George W. Solesbee was indicted for murder by a grand jury in the Superior Court of Clinch County, Georgia. He was convicted of that offense on March 3, 1948, sentenced to be electrocuted, and this court on July 13, 1948, by a full-bench decision, affirmed his conviction. Solesbee v. State, 204 Ga. 16 (48 S. E. 2d, 834). Since then he has filed three separate applications for the writ of habeas corpus against R. P. Balkcom Jr., Warden of the State Penitentiary, alleging in each that he is now insane, having become so since the date of his trial and conviction; that 27-2602 of the Georgia Code does not afford him an adequate legal remedy; and that an execution of the sentence imposed upon him in these circumstances would violate the due-process clause of the State and Federal Constitutions. In each instance the writ applied for has been granted, and after a hearing the applicant has been remanded to the custody of the respondent warden. The exception presently here is to the judgment rendered in the last proceeding so instituted. Held:
1. The legislature by an act passed in 1903 (Ga. L. 1903, p. 77), except as to cases then pending, expressly divested the courts of this State of all jurisdiction to determine the mental status of one alleged to have become insane since the date of his trial and conviction of a capital offense. Code, 27-2601; Cribb v. Parker, 119 Ga. 298 (1) (46 S. E. 110). And that the act of 1903 does not amount to a denial of due process of law as guaranteed by the State and Federal Constitutions, was settled adversely to the present contention of the plaintiff in error by this court's unanimous decision in Solesbee v. Balkcom, 205 Ga. 122 (52 S. E. 2d, 433), which, on review by the Supreme Court of the United States, was affirmed on February 20, 1950. Solesbee v. Balkcom, 339 U. S. 9 (70 Sup. Ct. 457, 94 L. ed. 604).

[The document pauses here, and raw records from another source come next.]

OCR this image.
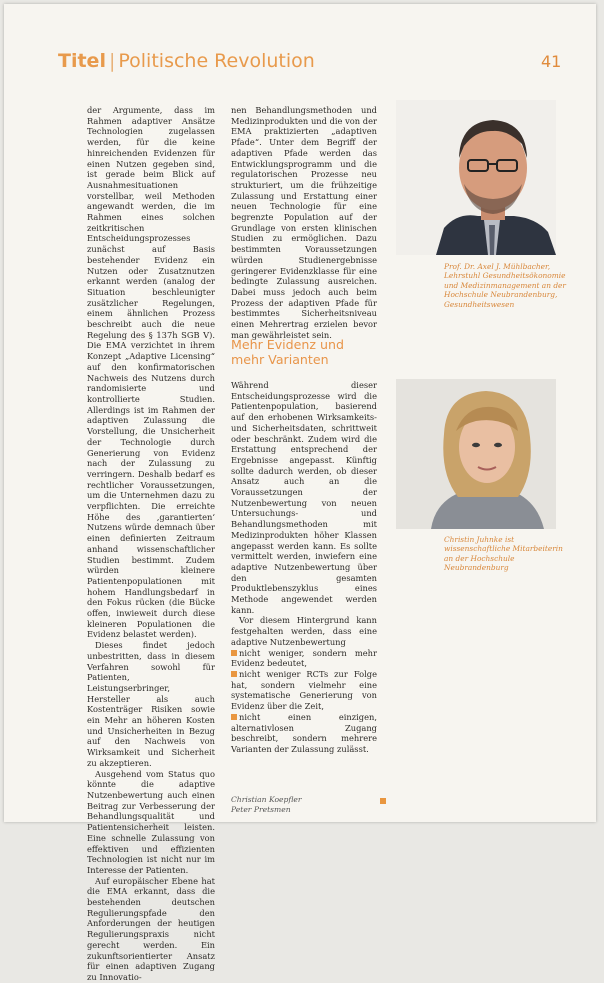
Titel | Politische Revolution	41

der Argumente, dass im Rahmen adaptiver Ansätze Technologien zugelassen werden, für die keine hinreichenden Evidenzen für einen Nutzen gegeben sind, ist gerade beim Blick auf Ausnahmesituationen vorstellbar, weil Methoden angewandt werden, die im Rahmen eines solchen zeitkritischen Entscheidungsprozesses zunächst auf Basis bestehender Evidenz ein Nutzen oder Zusatznutzen erkannt werden (analog der Situation beschleunigter zusätzlicher Regelungen, einem ähnlichen Prozess beschreibt auch die neue Regelung des § 137h SGB V). Die EMA verzichtet in ihrem Konzept „Adaptive Licensing“ auf den konfirmatorischen Nachweis des Nutzens durch randomisierte und kontrollierte Studien. Allerdings ist im Rahmen der adaptiven Zulassung die Vorstellung, die Unsicherheit der Technologie durch Generierung von Evidenz nach der Zulassung zu verringern. Deshalb bedarf es rechtlicher Voraussetzungen, um die Unternehmen dazu zu verpflichten. Die erreichte Höhe des ‚garantierten‘ Nutzens würde demnach über einen definierten Zeitraum anhand wissenschaftlicher Studien bestimmt. Zudem würden kleinere Patientenpopulationen mit hohem Handlungsbedarf in den Fokus rücken (die Bücke offen, inwieweit durch diese kleineren Populationen die Evidenz belastet werden).

Dieses findet jedoch unbestritten, dass in diesem Verfahren sowohl für Patienten, Leistungserbringer, Hersteller als auch Kostenträger Risiken sowie ein Mehr an höheren Kosten und Unsicherheiten in Bezug auf den Nachweis von Wirksamkeit und Sicherheit zu akzeptieren.

Ausgehend vom Status quo könnte die adaptive Nutzenbewertung auch einen Beitrag zur Verbesserung der Behandlungsqualität und Patientensicherheit leisten. Eine schnelle Zulassung von effektiven und effizienten Technologien ist nicht nur im Interesse der Patienten.

Auf europäischer Ebene hat die EMA erkannt, dass die bestehenden deutschen Regulierungspfade den Anforderungen der heutigen Regulierungspraxis nicht gerecht werden. Ein zukunftsorientierter Ansatz für einen adaptiven Zugang zu Innovatio-

nen Behandlungsmethoden und Medizinprodukten und die von der EMA praktizierten „adaptiven Pfade“. Unter dem Begriff der adaptiven Pfade werden das Entwicklungsprogramm und die regulatorischen Prozesse neu strukturiert, um die frühzeitige Zulassung und Erstattung einer neuen Technologie für eine begrenzte Population auf der Grundlage von ersten klinischen Studien zu ermöglichen. Dazu bestimmten Voraussetzungen würden Studienergebnisse geringerer Evidenzklasse für eine bedingte Zulassung ausreichen. Dabei muss jedoch auch beim Prozess der adaptiven Pfade für bestimmtes Sicherheitsniveau einen Mehrertrag erzielen bevor man gewährleistet sein.

Mehr Evidenz und
mehr Varianten

Während dieser Entscheidungsprozesse wird die Patientenpopulation, basierend auf den erhobenen Wirksamkeits- und Sicherheitsdaten, schrittweit oder beschränkt. Zudem wird die Erstattung entsprechend der Ergebnisse angepasst. Künftig sollte dadurch werden, ob dieser Ansatz auch an die Voraussetzungen der Nutzenbewertung von neuen Untersuchungs- und Behandlungsmethoden mit Medizinprodukten höher Klassen angepasst werden kann. Es sollte vermittelt werden, inwiefern eine adaptive Nutzenbewertung über den gesamten Produktlebenszyklus eines Methode angewendet werden kann.

Vor diesem Hintergrund kann festgehalten werden, dass eine adaptive Nutzenbewertung

nicht weniger, sondern mehr Evidenz bedeutet,

nicht weniger RCTs zur Folge hat, sondern vielmehr eine systematische Generierung von Evidenz über die Zeit,

nicht einen einzigen, alternativlosen Zugang beschreibt, sondern mehrere Varianten der Zulassung zulässt.

Christian Koepfler
Peter Pretsmen
Prof. Dr. Axel J. Mühlbacher, Lehrstuhl Gesundheitsökonomie und Medizinmanagement an der Hochschule Neubrandenburg, Gesundheitswesen
Christin Juhnke ist wissenschaftliche Mitarbeiterin an der Hochschule Neubrandenburg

2. No defense has been raised in the instant case to the writ of habeas corpus by invoking the doctrine of res judicata. Consequently, no ruling or intimation on that question will be made. But see, in this connection, Perry v. McLendon, 62 Ga. 598, Williams v. Lawrence, 193 Ga. 381 (18 S. E. 2d, 463), Weiss v. Hood, 200 Ga. 795 (38 S. E. 2d, 559), and Andrews v. Aderhold, 201 Ga. 132 (4) (39 S. E. 2d, 61), and the cases there cited.
3. The judgment discharging the writ of habeas corpus and remanding the applicant to the custody of the respondent is, for the reason above stated, correct; and no further effort should be made to litigate this question by use of the writ of habeas corpus. See Williams v. Lawrence, supra.